Phrases of the cardiac cycle

 

Time duration of  Cardiac Cycle

Cardiac cycle typically lasts for 0.6-0.8 seconds. The whole cycle is divided into many events called Ventricular systole and Ventricular Diastole. Duration for  each event is  calculated as shown below.

  1. Ventricular systole = 0.27 (0.3) seconds 

  2. Ventricular diastole = 0.53 (0.5) seconds

  3. Isometric contraction = 0.05 seconds

  4.  Ejection period = 0.22 seconds

 

So total duration of Ventricular Systole  is 0.05 + 0.22 = 0.27 Seconds 

Similarly, ventricular Diastole is further divided into 

1. Protodiastole = 0.04 seconds 
2. Isometric relaxation = 0.08 seconds
3. Rapid filling = 0.11 seconds
4. Slow filling = 0.19 seconds 
5. Last rapid filling = 0.11 seconds 


So the total duration of Ventricular diastole is 0.04+ 0.08 +0.11+0.19+0.11= 0.53 seconds 

The net value for a complete cycle is calculated as ventricular systole events+ Ventricular Diastole events

i,e 0.27+0.53=0.8 seconds

Chamber Pressures

During the ventricular systole, the pressure generated on the right side of the heart is 15 to 25 mm Hg which is more than the pulmonary artery diastolic pressure of 8 to 15 mm Hg. As a result, the blood is ejected into the pulmonary circulation from the pulmonary arteries. During the diastole, there is an inflow of venous blood ( from the body into the atrium) because of the higher pressure in the superior and inferior venacava than the atria ( approximately 8 to 10 mm Hg which is more than that of the atrium). At his stage, the blood flows through the open tricuspid valve towards the right ventricle. During the systole, there is high-pressure in the ventricles (110 to 130 mm Hg) which is way higher than the resting aortic pressure of 80 mm Hg. Consequently, the pressure gradient help to eject blood into the aorta.
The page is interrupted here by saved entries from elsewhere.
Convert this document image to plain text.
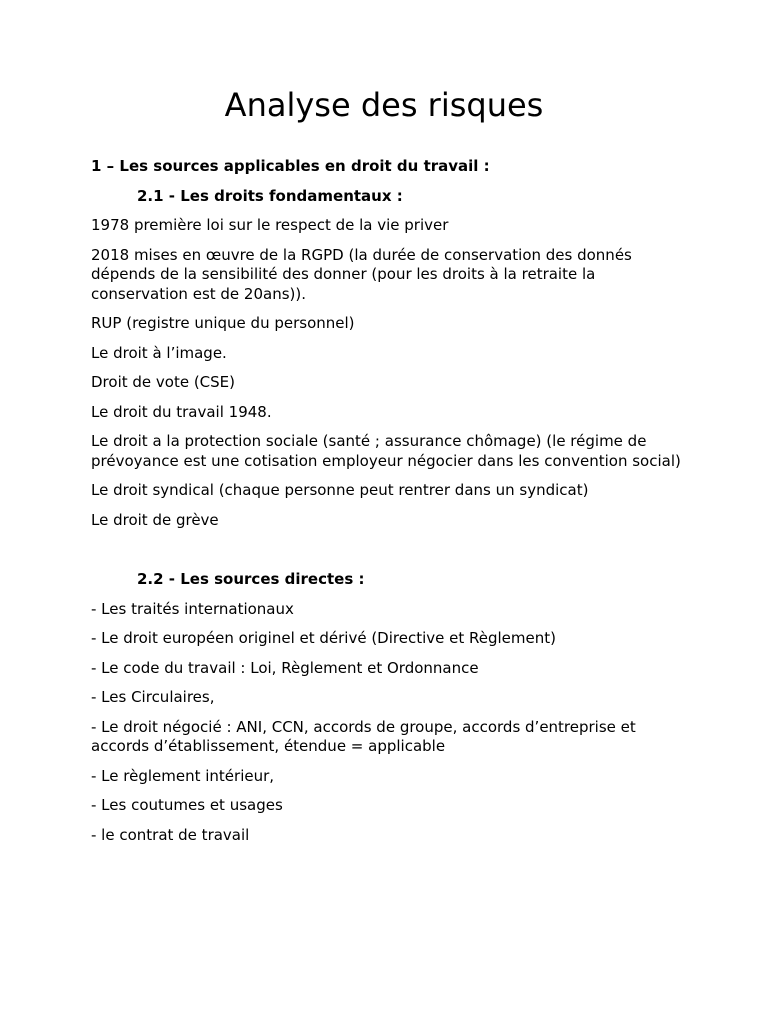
Analyse des risques

1 – Les sources applicables en droit du travail :

2.1 - Les droits fondamentaux :

1978 première loi sur le respect de la vie priver

2018 mises en œuvre de la RGPD (la durée de conservation des donnés dépends de la sensibilité des donner (pour les droits à la retraite la conservation est de 20ans)).

RUP (registre unique du personnel)

Le droit à l’image.

Droit de vote (CSE)

Le droit du travail 1948.

Le droit a la protection sociale (santé ; assurance chômage) (le régime de prévoyance est une cotisation employeur négocier dans les convention social)

Le droit syndical (chaque personne peut rentrer dans un syndicat)

Le droit de grève

2.2 - Les sources directes :

- Les traités internationaux

- Le droit européen originel et dérivé (Directive et Règlement)

- Le code du travail : Loi, Règlement et Ordonnance

- Les Circulaires,

- Le droit négocié : ANI, CCN, accords de groupe, accords d’entreprise et accords d’établissement, étendue = applicable

- Le règlement intérieur,

- Les coutumes et usages

- le contrat de travail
During left ventricular ejection, the resultant aortic pressure is 110 to 130 mm Hg that eventually pushes the blood through the major arteries. The forward directional movement of blood flow into the aorta ceases as soon as the ventricle relaxes. During the diastole, oxygenated blood returns from the pulmonary circulation into the left atrium. Blood readily flows into the left ventricle because ventricular pressure is  low at this point. At the end of diastole, pressure in the atrium and ventricle gets to 4 to 12 mm Hg.

 

Cardiac Output

Cardiac output is the net amount of blood pumped out by the heart in one minute. It is approximately 5 Liters per minute in a normal adult. Cardiac output is the product of stroke volume and the heart rate. Stroke volume is the total amount of blood ejected by each heartbeat. Under stable conditions, the average resting stroke volume is 70 mL, and the heart rate is 60 to 100 beats per minute (bpm) which makes approximate 5 liters per minute, however it can vary slightly depending upon factors like age, weight, health condition among many others.
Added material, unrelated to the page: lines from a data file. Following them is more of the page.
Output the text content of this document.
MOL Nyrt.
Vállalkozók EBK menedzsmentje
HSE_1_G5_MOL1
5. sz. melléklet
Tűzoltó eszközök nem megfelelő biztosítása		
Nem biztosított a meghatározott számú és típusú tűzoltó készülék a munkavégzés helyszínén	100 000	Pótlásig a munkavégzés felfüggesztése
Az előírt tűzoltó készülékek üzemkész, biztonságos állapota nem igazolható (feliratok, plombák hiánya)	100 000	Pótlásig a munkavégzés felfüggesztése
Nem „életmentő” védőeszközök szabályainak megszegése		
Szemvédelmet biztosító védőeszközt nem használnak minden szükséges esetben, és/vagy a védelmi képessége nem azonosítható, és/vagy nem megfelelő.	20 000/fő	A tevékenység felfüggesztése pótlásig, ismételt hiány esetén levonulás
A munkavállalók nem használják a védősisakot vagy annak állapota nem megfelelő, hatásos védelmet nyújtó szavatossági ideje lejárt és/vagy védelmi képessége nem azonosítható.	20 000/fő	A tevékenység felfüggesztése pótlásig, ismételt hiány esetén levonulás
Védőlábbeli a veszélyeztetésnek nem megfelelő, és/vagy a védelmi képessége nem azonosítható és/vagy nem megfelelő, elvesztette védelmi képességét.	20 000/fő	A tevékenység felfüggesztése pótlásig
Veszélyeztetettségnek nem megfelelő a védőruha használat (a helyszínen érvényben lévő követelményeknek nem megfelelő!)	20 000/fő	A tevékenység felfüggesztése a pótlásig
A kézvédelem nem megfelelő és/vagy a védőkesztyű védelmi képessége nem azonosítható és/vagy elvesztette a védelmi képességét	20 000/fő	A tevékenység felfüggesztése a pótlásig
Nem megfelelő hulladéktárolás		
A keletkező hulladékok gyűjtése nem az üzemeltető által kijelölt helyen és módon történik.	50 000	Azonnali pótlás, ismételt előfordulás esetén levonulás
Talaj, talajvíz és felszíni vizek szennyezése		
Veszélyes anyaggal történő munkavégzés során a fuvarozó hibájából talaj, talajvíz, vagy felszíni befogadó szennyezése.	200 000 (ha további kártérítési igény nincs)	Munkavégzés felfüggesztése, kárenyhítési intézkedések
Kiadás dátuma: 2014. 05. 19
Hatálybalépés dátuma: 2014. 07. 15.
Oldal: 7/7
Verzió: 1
Therefore, cardiac output is calculated by CO=SVxHR

Where CO=Cardiac output, SV=Stroke volume and HR=Heart rate

 

Read More

1.

Cardiac muscles

2.

Anatomy of human heart

3.  

WBCs                                                          

4.

Blood pressure

 

Check your understanding

  1. What is systole?

  2. Describe how the heart sounds lub-dub is produced.

  3. Mention the phases of cardiac cycle.

  4. What is cardiac output ? Explain with the formula.

  5. Why is cardiac cycle essential?

  6. How can we examine each phase of the cardiac cycle?